Lawyer Laura Subin, who directs the Pennywise Foundation and is a longtime criminal justice reform advocate working in central Vermont, agrees with Silberman’s conclusions. “With regard to marijuana convictions,” she explains, “Vermonters are suffering consequences for engaging in behavior that (as is now widely recognized) should never have been criminalized in the first place.”

“Now that the underlying acts are finally legal,” says Subin, “the suffering caused by cannabis prohibition should not continue to negatively impact Vermonters’ lives, and this is especially true because we know that marijuana prohibition in Vermont and across the country has dramatically disproportionately impacted people of color.”

“Expungement is an important step in righting these wrongs,” concludes Subin. “I’m encouraged by the efforts emerging around Vermont to help Vermonters clear their records and move forward without the stigma of criminality.
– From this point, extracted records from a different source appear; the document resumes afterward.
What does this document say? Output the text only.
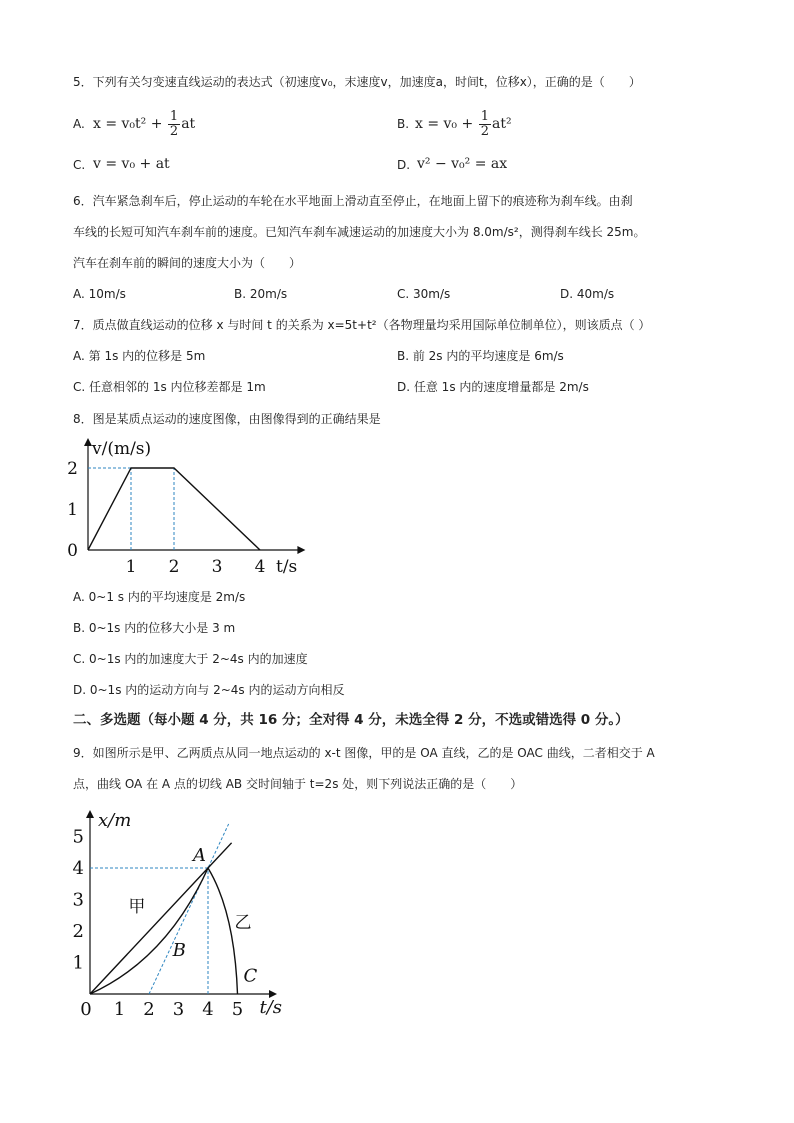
5．下列有关匀变速直线运动的表达式（初速度v₀，末速度v，加速度a，时间t，位移x），正确的是（　　）
A. $x = v_0t^2 + \frac{1}{2}$ at	B. $x = v_0 + \frac{1}{2} at^2$
C. v = v₀ + at	D. v² − v₀² = ax
6．汽车紧急刹车后，停止运动的车轮在水平地面上滑动直至停止，在地面上留下的痕迹称为刹车线。由刹
车线的长短可知汽车刹车前的速度。已知汽车刹车减速运动的加速度大小为 8.0m/s²，测得刹车线长 25m。
汽车在刹车前的瞬间的速度大小为（　　）
A. 10m/s	B. 20m/s	C. 30m/s	D. 40m/s
7．质点做直线运动的位移 x 与时间 t 的关系为 x=5t+t²（各物理量均采用国际单位制单位），则该质点（ ）
A. 第 1s 内的位移是 5m	B. 前 2s 内的平均速度是 6m/s
C. 任意相邻的 1s 内位移差都是 1m	D. 任意 1s 内的速度增量都是 2m/s
8．图是某质点运动的速度图像，由图像得到的正确结果是
0
1
2
1 2 3 4
v/(m/s)
t/s
A. 0~1 s 内的平均速度是 2m/s
B. 0~1s 内的位移大小是 3 m
C. 0~1s 内的加速度大于 2~4s 内的加速度
D. 0~1s 内的运动方向与 2~4s 内的运动方向相反
二、多选题（每小题 4 分，共 16 分；全对得 4 分，未选全得 2 分，不选或错选得 0 分。）
9．如图所示是甲、乙两质点从同一地点运动的 x-t 图像，甲的是 OA 直线，乙的是 OAC 曲线，二者相交于 A
点，曲线 OA 在 A 点的切线 AB 交时间轴于 t=2s 处，则下列说法正确的是（　　）
1
2
3
4
5
0 1 2 3 4 5
x/m
t/s
A
B
C
甲
乙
It is also sound public policy that fosters people’s abilities to move forward and contribute economically and otherwise.”

For Silberman, Subin, and other supporters of expungement, creating an “auto-expunge policy” as part of Vermont’s potential tax and regulate legislation is the larger goal.

“Ultimately, we can’t rely on the kindness of sympathetic lawyers and pro bono legal services to fix what is a systemic problem,” explains Silberman. “Rather than forcing all Vermonters with cannabis-related criminal records to go through a tedious process, our goal should be auto-expungement as part of tax and regulate legislation.”  

Silberman explains that the process would work through legislation. “Our elected Vermont representatives could require that the Vermont attorney general’s office hire a full time person to consider each cannabis criminal case,” says Silberman, “and expunge all the criminal cannabis records of all Vermonters with prior offenses who already have made recompense. And,” he adds, “we’d cover the costs of this one time process through tax revenue collected from the cannabis and hemp sales.”